Herwitz soon got to expect and to love Cohen’s riffs on everything from “why Americans enjoy fast food” and “which university gyms have stained-glass windows” to “the nature of the beautiful and why Hegel was a million miles from understanding it” and “whether one has a moral duty to visit Auschwitz”. The new book is similarly wide-ranging, featuring lively, witty and accessible essays on everything from ceramics, Hitchcock, photography and the perfect gin to why jokes sometimes fall flat and how Cohen’s ageing grandfather managed to pass a driving test when he was manifestly a danger to himself and others. And, perhaps inevitably in a book by an American intellectual keen to display his “folksiness”, there are several discussions of the minutiae of baseball.

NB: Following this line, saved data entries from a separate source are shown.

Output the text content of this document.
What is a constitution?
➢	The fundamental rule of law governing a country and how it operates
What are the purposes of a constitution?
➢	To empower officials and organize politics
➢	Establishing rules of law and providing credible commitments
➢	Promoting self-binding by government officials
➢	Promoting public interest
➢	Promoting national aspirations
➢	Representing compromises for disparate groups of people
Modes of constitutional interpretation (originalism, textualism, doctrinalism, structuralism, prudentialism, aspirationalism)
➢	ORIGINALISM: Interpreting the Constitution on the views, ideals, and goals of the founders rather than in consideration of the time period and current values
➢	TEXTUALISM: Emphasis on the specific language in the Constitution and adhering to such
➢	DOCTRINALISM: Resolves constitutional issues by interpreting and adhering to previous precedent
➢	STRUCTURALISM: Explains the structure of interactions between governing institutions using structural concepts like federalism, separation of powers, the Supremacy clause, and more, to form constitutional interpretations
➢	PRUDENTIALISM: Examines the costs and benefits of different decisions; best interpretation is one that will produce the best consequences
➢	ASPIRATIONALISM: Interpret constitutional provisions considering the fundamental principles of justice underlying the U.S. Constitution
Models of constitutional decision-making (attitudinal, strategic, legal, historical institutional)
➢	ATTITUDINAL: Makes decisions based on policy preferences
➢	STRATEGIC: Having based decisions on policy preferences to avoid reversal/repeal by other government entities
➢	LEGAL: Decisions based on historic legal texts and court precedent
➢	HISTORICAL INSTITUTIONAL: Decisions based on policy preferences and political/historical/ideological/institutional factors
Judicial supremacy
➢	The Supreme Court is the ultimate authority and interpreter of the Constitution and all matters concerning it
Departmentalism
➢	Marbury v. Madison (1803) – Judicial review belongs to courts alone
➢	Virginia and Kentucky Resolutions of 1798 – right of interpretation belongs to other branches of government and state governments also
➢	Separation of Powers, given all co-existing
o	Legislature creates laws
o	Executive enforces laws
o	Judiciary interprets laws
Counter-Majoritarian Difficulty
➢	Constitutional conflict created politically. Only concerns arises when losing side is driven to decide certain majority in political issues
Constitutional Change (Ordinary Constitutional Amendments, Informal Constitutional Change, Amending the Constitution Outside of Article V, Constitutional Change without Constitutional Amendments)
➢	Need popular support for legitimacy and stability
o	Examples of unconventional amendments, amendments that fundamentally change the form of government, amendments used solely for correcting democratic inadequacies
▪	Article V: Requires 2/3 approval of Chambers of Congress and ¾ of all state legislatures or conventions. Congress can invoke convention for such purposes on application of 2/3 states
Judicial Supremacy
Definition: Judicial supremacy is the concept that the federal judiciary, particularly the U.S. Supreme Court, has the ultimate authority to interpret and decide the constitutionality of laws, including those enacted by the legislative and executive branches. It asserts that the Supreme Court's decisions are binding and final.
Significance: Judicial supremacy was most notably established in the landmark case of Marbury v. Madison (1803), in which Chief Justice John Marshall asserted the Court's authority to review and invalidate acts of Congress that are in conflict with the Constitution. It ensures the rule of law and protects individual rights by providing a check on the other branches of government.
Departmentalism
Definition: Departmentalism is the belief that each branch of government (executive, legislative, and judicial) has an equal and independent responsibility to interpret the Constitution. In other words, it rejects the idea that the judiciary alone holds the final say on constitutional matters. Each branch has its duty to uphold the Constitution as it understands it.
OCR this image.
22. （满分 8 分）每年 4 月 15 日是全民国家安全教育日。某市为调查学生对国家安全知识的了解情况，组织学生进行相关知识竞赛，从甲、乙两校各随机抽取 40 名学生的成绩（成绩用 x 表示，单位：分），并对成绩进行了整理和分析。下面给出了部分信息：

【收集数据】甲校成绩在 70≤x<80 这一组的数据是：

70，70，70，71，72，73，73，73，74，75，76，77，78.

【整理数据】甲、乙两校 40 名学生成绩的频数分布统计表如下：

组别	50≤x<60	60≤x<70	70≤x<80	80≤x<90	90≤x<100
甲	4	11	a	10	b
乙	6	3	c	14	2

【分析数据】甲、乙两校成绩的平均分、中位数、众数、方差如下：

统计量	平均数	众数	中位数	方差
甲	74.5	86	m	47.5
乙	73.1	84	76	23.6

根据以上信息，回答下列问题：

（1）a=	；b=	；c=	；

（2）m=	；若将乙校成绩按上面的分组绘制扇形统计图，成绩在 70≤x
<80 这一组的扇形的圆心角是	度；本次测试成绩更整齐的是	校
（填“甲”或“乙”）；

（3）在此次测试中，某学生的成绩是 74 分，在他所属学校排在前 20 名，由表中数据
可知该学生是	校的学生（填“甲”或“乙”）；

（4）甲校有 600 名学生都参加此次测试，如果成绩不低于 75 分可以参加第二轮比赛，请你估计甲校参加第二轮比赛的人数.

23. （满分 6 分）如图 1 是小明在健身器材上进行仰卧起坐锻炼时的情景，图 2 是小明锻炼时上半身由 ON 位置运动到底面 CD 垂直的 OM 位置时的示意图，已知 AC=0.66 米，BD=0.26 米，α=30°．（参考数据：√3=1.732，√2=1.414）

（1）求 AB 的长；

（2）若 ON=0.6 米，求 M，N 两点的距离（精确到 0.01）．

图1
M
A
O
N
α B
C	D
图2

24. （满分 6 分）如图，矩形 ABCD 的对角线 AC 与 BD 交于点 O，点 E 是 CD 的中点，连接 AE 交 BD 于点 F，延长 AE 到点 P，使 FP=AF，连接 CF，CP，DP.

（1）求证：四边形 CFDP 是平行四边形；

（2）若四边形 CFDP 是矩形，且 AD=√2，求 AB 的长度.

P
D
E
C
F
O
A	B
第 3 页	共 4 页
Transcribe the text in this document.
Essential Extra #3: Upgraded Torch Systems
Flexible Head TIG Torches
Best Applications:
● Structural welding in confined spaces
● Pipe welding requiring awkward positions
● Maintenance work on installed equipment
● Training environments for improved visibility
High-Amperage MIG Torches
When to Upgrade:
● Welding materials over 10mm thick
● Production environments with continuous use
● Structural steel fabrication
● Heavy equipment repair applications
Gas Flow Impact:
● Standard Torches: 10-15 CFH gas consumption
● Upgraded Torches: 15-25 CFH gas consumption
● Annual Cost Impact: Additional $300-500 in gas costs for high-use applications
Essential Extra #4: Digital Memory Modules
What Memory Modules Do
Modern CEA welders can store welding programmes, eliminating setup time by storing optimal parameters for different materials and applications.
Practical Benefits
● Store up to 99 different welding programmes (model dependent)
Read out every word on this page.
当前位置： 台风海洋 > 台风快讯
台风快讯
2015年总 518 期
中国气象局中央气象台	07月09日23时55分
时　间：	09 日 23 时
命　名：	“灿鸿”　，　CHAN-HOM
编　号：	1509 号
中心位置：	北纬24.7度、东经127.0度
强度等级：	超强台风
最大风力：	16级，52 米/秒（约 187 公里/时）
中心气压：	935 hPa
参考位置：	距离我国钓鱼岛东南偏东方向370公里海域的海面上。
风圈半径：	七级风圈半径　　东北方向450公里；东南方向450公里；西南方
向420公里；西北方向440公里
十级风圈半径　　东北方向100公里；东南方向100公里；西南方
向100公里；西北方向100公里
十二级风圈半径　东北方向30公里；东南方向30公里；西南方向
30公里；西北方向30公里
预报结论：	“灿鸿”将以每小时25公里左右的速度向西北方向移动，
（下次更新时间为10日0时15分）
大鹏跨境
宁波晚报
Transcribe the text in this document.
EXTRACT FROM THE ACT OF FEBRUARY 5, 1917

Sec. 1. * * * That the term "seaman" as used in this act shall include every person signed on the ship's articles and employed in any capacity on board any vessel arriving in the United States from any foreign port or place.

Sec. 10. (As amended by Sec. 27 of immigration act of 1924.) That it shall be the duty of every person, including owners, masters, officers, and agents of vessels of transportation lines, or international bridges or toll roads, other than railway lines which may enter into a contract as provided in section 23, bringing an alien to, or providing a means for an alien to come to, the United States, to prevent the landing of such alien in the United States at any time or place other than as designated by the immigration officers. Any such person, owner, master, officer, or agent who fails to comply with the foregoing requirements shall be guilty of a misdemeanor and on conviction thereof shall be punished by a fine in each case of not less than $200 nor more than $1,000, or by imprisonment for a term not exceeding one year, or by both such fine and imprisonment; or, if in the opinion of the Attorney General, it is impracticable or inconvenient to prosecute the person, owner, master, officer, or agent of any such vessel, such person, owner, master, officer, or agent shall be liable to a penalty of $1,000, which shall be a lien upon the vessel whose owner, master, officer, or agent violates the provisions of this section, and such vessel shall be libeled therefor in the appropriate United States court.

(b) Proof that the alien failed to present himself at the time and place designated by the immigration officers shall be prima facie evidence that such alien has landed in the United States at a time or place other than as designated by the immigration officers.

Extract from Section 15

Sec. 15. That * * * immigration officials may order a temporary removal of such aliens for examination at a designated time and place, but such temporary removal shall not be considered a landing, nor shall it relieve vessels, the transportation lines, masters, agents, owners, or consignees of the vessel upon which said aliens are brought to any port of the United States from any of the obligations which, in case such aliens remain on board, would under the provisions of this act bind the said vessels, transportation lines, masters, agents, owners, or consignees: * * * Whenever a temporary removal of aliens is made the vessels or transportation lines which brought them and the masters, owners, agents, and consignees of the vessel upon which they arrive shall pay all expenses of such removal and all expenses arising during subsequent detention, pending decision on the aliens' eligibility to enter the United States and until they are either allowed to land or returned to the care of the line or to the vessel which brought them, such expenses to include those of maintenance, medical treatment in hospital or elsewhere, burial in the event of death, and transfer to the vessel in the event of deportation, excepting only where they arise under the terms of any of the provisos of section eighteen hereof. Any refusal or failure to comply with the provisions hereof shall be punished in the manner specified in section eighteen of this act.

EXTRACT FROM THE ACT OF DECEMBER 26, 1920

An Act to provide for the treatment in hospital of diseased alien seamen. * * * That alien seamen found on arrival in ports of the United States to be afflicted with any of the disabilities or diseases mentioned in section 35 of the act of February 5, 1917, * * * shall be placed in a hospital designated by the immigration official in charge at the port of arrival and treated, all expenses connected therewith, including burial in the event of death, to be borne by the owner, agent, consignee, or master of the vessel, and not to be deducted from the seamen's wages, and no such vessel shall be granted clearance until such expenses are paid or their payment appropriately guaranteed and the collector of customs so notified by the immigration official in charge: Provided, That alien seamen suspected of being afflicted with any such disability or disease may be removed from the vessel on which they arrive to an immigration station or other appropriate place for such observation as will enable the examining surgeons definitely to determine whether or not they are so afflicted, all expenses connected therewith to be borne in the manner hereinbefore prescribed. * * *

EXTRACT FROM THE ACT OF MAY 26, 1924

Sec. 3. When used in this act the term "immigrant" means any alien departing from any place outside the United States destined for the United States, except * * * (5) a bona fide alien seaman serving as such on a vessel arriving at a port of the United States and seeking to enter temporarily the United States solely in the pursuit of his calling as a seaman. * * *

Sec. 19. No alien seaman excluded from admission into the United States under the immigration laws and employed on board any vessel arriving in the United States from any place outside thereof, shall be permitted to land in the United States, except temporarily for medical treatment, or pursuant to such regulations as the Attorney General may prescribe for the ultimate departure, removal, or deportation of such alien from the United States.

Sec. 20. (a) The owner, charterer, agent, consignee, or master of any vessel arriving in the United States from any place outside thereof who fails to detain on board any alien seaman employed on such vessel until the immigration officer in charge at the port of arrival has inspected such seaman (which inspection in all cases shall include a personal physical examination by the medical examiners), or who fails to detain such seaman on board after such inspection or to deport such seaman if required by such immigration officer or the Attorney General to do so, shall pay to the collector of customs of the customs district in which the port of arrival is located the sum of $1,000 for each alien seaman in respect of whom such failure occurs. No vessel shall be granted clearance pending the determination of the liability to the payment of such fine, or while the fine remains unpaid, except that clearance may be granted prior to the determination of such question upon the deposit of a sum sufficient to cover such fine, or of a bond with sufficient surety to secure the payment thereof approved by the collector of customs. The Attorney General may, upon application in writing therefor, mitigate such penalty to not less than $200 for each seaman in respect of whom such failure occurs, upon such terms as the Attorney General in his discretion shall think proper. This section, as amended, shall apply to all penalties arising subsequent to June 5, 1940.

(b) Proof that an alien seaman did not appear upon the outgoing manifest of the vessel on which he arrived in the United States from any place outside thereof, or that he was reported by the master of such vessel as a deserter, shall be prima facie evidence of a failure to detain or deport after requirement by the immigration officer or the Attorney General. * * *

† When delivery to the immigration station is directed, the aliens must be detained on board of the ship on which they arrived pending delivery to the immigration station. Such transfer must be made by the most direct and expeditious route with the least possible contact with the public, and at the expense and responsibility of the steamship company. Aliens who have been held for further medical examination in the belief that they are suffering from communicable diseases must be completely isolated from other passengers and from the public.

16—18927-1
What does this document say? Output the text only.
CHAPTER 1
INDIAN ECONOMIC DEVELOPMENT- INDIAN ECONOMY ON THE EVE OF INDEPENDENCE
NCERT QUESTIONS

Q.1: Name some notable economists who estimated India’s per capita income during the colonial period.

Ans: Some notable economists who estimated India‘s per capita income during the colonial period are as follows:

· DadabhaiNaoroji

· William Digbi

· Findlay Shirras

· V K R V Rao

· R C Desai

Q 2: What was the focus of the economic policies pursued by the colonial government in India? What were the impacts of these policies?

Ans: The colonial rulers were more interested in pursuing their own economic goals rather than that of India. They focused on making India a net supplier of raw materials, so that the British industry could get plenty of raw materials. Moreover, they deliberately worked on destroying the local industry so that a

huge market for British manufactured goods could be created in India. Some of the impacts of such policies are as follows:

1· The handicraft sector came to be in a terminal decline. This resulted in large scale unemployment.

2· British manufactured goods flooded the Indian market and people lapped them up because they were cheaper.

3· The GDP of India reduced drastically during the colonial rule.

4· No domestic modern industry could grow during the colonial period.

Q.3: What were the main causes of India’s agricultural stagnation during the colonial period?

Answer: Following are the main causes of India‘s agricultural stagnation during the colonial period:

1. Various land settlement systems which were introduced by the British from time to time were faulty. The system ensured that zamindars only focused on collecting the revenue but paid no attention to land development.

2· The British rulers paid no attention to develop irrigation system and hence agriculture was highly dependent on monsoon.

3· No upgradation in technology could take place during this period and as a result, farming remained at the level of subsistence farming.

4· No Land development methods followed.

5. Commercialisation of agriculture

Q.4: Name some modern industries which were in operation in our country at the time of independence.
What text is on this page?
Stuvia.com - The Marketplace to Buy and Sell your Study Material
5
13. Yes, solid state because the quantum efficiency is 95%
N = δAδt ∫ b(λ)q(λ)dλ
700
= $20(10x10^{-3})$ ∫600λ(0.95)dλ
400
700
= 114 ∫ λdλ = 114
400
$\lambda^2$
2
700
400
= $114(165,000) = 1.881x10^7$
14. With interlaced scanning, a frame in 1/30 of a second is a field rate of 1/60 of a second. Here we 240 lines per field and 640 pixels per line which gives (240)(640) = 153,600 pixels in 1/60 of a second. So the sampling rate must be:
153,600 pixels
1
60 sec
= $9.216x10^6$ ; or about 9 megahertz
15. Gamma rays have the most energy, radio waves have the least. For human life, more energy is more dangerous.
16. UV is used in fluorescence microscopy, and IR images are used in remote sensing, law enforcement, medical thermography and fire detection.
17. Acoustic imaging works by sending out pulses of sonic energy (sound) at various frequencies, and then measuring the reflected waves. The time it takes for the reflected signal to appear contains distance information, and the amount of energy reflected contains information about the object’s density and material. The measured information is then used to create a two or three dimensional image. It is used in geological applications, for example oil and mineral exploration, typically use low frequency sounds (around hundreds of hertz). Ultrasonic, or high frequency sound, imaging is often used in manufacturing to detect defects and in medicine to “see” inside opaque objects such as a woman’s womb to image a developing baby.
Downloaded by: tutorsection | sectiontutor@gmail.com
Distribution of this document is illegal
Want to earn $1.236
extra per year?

There are also occasional glimpses of university life. A chapter called “Ethics class” describes the experience of a philosopher with a particularly tiresome student who endlessly repeats his view that “there is no objective difference between right and wrong, and, further, that people, whatever they may say, always simply act in ways that will please them”. In the end, he decides to take him at his word, give him an undeservedly bad mark and, when challenged to change it, explains: “You’ve finally persuaded me that the only reason why anyone does anything is in order to further his own pleasure. It pleased me enormously to give you an F.”
If Serious Larks has a central theme, it is the need for rules and the pleasures of flouting them. Even the basic rules of games often contain intriguing logical contradictions and address some pretty unlikely scenarios, such as how to continue with a game of pool that has been interrupted by a hurricane or an earthquake. Just as metaphors explode our normal assumptions about what words mean and how language works, jokes often challenge accepted pieties and decorum.
Although this can obviously give offence, Cohen wants to celebrate the ways in which it can also build a sense of shared community and offer us a kind of freedom. “When you undertake these extravagances – making metaphors, telling jokes – you take a chance,” his book concludes. “You are Moses leading people to freedom with no way of compelling them to follow, and it will be a sore disappointment if you arrive in the Promised Land all alone.”